Pour comprendre le terrible coût d’une nouvelle élection, regardez les écoles
Les politiciens israéliens semblent prêts à entraîner le pays vers une nouvelle élection, dans le mépris du préjudice économique porté aux familles des classes populaires
Haviv Rettig Gur est l'analyste du Times of Israël

Ce fut une course folle. Ce gouvernement d’unité désuni est toujours au bord du gouffre depuis qu’il a prêté serment le 17 mai.
Lundi, il doit enfin voter un budget – budget dont les grandes lignes ne sont toujours pas approuvées – ou voter pour se donner encore 100 jours de sursis, via une loi « de compromis » qui n’offre aucun compromis, seulement un délai. C’est encore 100 jours – jusqu’au début du mois de décembre 2020 – sans budget pour le fonctionnement de l’État pour l’année 2020.
Le budget menace le fonctionnement du gouvernement non pas, comme on pouvait s’y attendre, parce que les politiciens ont travaillé d’arrache-pied à la rédaction du budget et, laborieusement mais naturellement, se sont disputés sur les clauses et les politiques et priorités qu’il reflète.
Non, la menace se profile car c’est le seul moyen dont dispose le Premier ministre Benjamin Netanyahu pour convoquer de nouvelles élections – une quatrième campagne électorale en moins de deux ans – sans avoir à céder ses fonctions en novembre 2021 à son rival devenu partenaire redevenu rival Benny Gantz. Netanyahu et Gantz ont tourné en rond depuis des mois, le premier cherchant à se soustraire aux modalités de son accord de coalition, le second essayant de l’y tenir, et le budget a servi de levier principal à ce combat.
Et ce simple fait est une tragédie impardonnable qui devrait jeter le doute sur l’engagement des deux hommes pour le bien public.
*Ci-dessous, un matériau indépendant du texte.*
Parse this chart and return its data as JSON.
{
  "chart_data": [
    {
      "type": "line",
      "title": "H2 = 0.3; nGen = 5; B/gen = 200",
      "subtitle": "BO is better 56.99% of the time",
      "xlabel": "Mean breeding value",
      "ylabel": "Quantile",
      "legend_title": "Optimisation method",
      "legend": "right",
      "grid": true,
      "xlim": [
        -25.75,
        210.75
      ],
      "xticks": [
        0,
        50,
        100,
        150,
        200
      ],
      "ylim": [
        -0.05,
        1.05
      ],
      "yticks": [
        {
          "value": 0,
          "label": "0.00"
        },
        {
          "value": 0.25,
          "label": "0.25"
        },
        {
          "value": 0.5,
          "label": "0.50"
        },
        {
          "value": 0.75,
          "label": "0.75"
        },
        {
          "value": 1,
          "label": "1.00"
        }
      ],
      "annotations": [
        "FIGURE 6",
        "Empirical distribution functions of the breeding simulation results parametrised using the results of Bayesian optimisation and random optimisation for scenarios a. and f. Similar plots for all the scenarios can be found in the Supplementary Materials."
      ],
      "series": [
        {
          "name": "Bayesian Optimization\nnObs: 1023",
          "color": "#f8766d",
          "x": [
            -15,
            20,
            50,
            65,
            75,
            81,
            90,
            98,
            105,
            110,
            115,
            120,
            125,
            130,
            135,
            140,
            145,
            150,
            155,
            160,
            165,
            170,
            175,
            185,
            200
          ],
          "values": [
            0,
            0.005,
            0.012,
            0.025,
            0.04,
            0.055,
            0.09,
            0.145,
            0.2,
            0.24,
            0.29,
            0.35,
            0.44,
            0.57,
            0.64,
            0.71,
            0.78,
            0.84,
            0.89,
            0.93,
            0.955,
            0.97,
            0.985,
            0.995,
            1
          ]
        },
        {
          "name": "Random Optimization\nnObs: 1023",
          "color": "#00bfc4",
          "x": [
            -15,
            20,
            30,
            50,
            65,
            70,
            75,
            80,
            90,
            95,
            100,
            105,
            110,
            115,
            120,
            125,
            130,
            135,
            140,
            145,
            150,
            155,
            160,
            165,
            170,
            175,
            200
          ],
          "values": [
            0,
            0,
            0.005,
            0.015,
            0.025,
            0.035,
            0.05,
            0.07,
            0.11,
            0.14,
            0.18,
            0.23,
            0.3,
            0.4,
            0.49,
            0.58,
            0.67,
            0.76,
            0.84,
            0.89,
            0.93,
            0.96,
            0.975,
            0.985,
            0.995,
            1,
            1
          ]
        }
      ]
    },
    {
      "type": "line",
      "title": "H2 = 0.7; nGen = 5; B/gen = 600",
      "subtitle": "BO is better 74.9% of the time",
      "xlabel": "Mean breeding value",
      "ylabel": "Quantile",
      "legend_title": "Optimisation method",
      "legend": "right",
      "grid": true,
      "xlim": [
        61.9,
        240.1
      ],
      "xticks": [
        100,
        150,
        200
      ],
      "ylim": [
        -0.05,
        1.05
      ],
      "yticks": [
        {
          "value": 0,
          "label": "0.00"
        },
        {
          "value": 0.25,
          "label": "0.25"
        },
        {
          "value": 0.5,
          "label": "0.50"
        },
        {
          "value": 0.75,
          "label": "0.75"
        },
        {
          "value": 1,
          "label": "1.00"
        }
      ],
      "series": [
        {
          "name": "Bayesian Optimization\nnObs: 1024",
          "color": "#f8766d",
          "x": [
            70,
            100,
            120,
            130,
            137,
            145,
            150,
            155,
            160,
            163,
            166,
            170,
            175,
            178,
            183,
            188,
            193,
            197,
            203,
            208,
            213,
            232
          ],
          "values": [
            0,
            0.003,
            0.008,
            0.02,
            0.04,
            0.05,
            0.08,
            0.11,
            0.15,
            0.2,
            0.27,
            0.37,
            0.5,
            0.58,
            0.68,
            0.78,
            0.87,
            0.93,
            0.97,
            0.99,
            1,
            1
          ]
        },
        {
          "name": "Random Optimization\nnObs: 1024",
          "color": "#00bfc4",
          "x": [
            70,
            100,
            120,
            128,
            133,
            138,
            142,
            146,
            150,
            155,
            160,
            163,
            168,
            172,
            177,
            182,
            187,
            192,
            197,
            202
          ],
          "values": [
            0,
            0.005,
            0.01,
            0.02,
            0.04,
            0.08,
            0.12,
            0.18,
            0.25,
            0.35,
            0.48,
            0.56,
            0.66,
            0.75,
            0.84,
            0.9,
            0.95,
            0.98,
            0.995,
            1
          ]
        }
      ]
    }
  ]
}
Netanyahu est prêt à jouer avec la situation économique de millions de personnes – et, afin de le contenir, Gantz l’est aussi.
Netanyahu a imposé élection après élection au cours des 16 derniers mois, parce qu’aucune ne lui a donné une majorité décisive. Par la même occasion, en tolérant que chaque Knesset, dissoute l’une après l’autre, ne puisse pas voter de budget, il a principalement affaibli les classes populaires d’Israël, les travailleurs ainsi que les classes pauvres et défavorisées – qui représentent pourtant de façon disproportionnée son propre électorat.
Et pour empêcher Netanyahu de rompre leur accord de rotation, Gantz a également tenu le coup, notamment sur le financement des communautés et factions qu’il doit maintenir dans le jeu politique. Les partis Haredi ont désespérément besoin d’un budget. Leurs établissements d’enseignement et organisations caritatives sont dans une situation désastreuse. Ils ont demandé l’adoption d’un budget spécial pour maintenir leurs écoles ouvertes. Mais Gantz pense – et tout le monde à la Knesset est d’accord avec lui – que dès que les partis Haredi auront obtenu de lui ce dont ils ont besoin, ils n’auront plus aucune raison de s’opposer aux pressions de Netanyahu pour de nouvelles élections. L’anticipation que Netanyahu et ses alliés du Shas et de Yahadout HaTorah ne soient absolument pas dignes de confiance a conduit Gantz, politicien néophyte qui a fait campagne sur la base d’une politique plus propre et plus juste, à suivre leurs traces et à faire passer la politique avant les besoins des gens ordinaires.
L’immoralité de base est devenue le socle de la politique israélienne, et rares sont ceux qui envisagent que cela aurait pu en être autrement, que dans les précédents gouvernements menés par le Likud, l’engagement oral du Premier ministre puisse représenter une garantie.
Le problème ne vient pas d’un politicien en particulier – bien qu’à l’évidence, l’homme au sommet de la hiérarchie porte plus de responsabilités que ses subordonnés – mais plutôt une culture systémique du double-jeu et de la duplicité qui va au-delà du déroulement ordinaire impitoyable de la politique. La Knesset a du mal à concevoir des lois ou adopter des budgets, souvent parce que les députés de factions opposées ne se font pas suffisamment confiance pour mener à bien les magouilles et tractations que le processus législatif nécessite.
Dans les moments de division politique profonde et de loyautés conflictuelles, en période de crise où chaque faction tente désespérément de faire porter le chapeau aux autres, il est difficile de produire une réflexion à travers le gouffre béant de l’identité politique. Dans ces moments-là, il faut se tourner vers les petits détails douloureux pour y voir plus clair. C’est dans les détails que l’ampleur de l’abus de confiance devient évidente, et qu’à la veille d’une éventuelle élection, les politiciens, et non leurs détracteurs, doivent au pays un bilan pénible et difficile.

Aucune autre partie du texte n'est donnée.